Wonderful, and so true; the only subject more likely to get a conversation stoked is sceptic tanks.

I used to love doing the paper thing as a kid, especially when it caught light and went flaming up the chimney.

Zhoen said...

Whole lotta work. I remember having to rattle the handle on the coal stove, shake the ash down. Then shovel in more coal.

Anne said...

Oh, do I ever relate to this. We have been struggling with a chimney that's too short and wood that's too green all winter. Now spring is supposed to be coming, and there are flowers all over the place, but unfortunately the temperature is hovering around 38 F. and we still need the stove. Without it the electric heaters rumble all day with their constant annoying buzz.

DuchessOmnium said...

I don't miss heaving 25 kg bags from the roof of the boat, but I do miss the cosiness of my fire. It only went out a handful of times all this winter.

Rosie said...

ladies, there arent many other household objects that require the same fussing over them...

Emilie said...

Hello ! I'm the grandchild's inventor of the DEOM's woodstove...

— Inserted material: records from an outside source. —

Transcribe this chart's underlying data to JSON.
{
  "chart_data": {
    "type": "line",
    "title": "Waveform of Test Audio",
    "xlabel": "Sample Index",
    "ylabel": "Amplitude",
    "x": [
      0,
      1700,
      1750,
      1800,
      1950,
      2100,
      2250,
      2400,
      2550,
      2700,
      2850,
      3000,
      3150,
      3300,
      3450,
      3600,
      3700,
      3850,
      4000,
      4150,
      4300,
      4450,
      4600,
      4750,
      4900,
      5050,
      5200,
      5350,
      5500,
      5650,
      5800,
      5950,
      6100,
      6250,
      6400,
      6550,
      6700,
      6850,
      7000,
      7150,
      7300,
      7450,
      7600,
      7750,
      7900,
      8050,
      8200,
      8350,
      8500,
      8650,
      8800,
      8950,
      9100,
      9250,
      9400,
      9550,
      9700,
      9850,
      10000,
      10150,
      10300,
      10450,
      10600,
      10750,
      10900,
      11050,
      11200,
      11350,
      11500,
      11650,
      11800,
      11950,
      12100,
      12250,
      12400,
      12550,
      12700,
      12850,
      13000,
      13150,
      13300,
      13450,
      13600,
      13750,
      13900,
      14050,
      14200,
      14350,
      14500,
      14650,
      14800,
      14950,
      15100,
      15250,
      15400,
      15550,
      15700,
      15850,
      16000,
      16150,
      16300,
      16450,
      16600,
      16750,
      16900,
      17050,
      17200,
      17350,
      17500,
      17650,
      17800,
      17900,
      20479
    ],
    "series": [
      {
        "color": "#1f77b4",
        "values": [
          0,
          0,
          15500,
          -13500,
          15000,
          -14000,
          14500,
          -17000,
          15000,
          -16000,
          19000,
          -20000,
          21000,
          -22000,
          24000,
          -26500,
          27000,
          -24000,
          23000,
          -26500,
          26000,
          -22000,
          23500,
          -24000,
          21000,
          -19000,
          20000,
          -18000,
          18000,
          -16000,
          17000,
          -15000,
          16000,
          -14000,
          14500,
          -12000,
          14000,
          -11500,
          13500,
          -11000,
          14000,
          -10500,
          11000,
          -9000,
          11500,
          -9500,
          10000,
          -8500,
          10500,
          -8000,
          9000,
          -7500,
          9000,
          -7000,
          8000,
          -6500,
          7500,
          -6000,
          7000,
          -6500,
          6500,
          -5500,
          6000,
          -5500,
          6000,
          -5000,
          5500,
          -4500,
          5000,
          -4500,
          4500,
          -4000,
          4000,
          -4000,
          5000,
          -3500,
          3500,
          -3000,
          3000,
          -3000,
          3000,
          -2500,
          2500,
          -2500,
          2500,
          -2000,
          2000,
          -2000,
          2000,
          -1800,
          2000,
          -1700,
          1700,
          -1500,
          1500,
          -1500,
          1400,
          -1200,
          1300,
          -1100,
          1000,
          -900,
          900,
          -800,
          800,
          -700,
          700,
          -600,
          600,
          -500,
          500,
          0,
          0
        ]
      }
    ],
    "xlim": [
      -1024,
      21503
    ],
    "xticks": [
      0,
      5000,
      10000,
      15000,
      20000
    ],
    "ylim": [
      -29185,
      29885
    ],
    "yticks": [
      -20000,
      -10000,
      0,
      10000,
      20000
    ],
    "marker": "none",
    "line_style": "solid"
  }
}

His name is André DEOM and I'm pretty sure that he will be very glad to read your article... (my english is so bad, sorry for that). We come from the south of Belgium. Where I live, there are so many woods and winter is hard too. My Grandfather was inspired by the work of joiner for the creation of the woodstove. (God bless them).

Nowadays, my brother has refreshed the concept, in order to make it more "design". He has changed the grid.

So, that's my story... and I would share it with you because it was a pleasure to find out yours. (I really like your dog).

Best wishes for X-mas. ( sorry for my engilsh, again. and oh yes! : sorry for my government)

Rosie said...

Hi Emilie, how exciting to be contacted by the offspring of the man who dreamed the whole thing up. I have to tell you, speaking as a person who loathes wood stoves, yours is the most efficient one we have ever had...so that has to be good publicity for you!